À travers les trois expériences professionnelles qu’il a eu l’opportunité d’assumer, l’auteur nous livre quelques pistes de réflexion sur les réformes en cours dans le secteur des bibliothèques universitaires.

The author describes his three experiences of working in Seine-Saint-Denis, part of the Paris suburbs with a tough reputation, and shares his thoughts on plans to reform university libraries.

Der Autor liefert uns anhand der drei beruflichen Erfahrungen, die er sammlen konnte, einige gedankliche Ansätze zu den laufenden Reformen im Bereich der Universitätsbibliotheken.

A través de las tres experiencias profesionales que tuvo la ocasión de asumir, el autor nos entrega algunas pistas de reflexión sobre las reformas en curso en el sector de las bibliotecas universitarias.

Chère Ika,

 

Jugez de ma dernière mésaventure : le nouveau rédacteur en chef du prestigieux Bulletin des bibliothèques de France s’étant mis en tête d’animer ces colonnes aussi bibliothéconomiques que respectables, certaine lectrice de mes rares billets d’humeur lui recommanda ma plume.
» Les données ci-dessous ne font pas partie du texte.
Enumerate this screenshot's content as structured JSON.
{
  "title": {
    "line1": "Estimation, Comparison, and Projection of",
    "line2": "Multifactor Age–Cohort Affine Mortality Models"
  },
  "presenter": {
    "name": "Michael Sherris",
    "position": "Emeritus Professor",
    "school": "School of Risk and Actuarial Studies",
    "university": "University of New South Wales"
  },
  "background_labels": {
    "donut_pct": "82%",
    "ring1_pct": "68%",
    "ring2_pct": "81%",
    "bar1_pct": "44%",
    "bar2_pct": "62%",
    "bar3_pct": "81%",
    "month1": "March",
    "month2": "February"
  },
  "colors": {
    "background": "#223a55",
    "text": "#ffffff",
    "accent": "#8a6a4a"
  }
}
J’acceptai. Que me voilà bien embarrassé ! C’est qu’il ne s’agit pas d’écrire l’un de ces rapports, comptes rendus ou exposés aussi profondément objectifs que sérieusement ennuyeux et solidement documentés dont les bibliothécaires ont le secret. Que nenni ! Il s’agit, me fut-il bien précisé, de fournir un article subjectif, de débat, présentant mes opinions sur les réformes et évolutions en cours affectant les bibliothèques universitaires. Un exercice – point ne le mesurai-je de prime abord – qui n’appartient décidément pas au registre usuel d’un directeur standard de service commun de la documentation (SCD) : serions-nous devenus des technocrates ? Serait-ce là justement l’une des évolutions aussi sourdes que lourdes de notre profession ? Le doute me tenaille... Brisons-là, chère amie, car un autre point m’inquiète davantage : un fonctionnaire peut-il avoir des opinions sur des mesures qu’il doit mettre en œuvre ? En quoi ces opinions pourraient-elles bien intéresser ma chère lectrice ? Fi donc ! Au lieu d’opinions, je vais tenter quelques points de vue, depuis quelques belvédères aux solides rambardes nous protégeant du vide.

 

Le premier de ces points de vue se situe juste avant la vague de réformes actuelles, dans les années 1992-2002, décennie durant laquelle j’assumai la création et la direction du SCD de l’université Strasbourg-3. Les trois universités strasbourgeoises venaient, en 1991, de créer le premier pôle universitaire européen, au travers duquel elles géraient, entre autres dossiers, la construction de nouvelles bibliothèques communes. Les trois directeurs de SCD jouèrent à fond la carte de la mutualisation. Foin des discours, les chiffres parlent d’eux-mêmes. Pour Strasbourg-3, cette mise en commun des moyens se solda par des surfaces de bibliothèque passant de 3 000 m² à 7 500 m², un nombre de places assises passant de 635 à 1 425, un budget documentaire annuel moyen passant de 1,4 million de francs à 2,5 millions de francs, ainsi que de nombreuses créations de postes. Plus encore, cette université de taille réduite accéda ainsi au réseau Osiris, le SCD abandonna les logiciels Texto et Gesbib pour rejoindre le système intégré de gestion de bibliothèque (SIGB) de l’université Louis-Pasteur, et la plupart des sites purent accéder à une abondante documentation électronique partagée. Pour l’ensemble des trois universités strasbourgeoises, le bilan est encore plus probant : le budget documentaire annuel global passa de 5,6 millions de francs en 1992 à 14,8 millions de francs en 1998, les surfaces augmentèrent de 13 721 m² en 1992 à 29 431 m² en 1998, le nombre d’emplois de la filière bibliothèque passa de 45 en 1992 à 99 en 1998.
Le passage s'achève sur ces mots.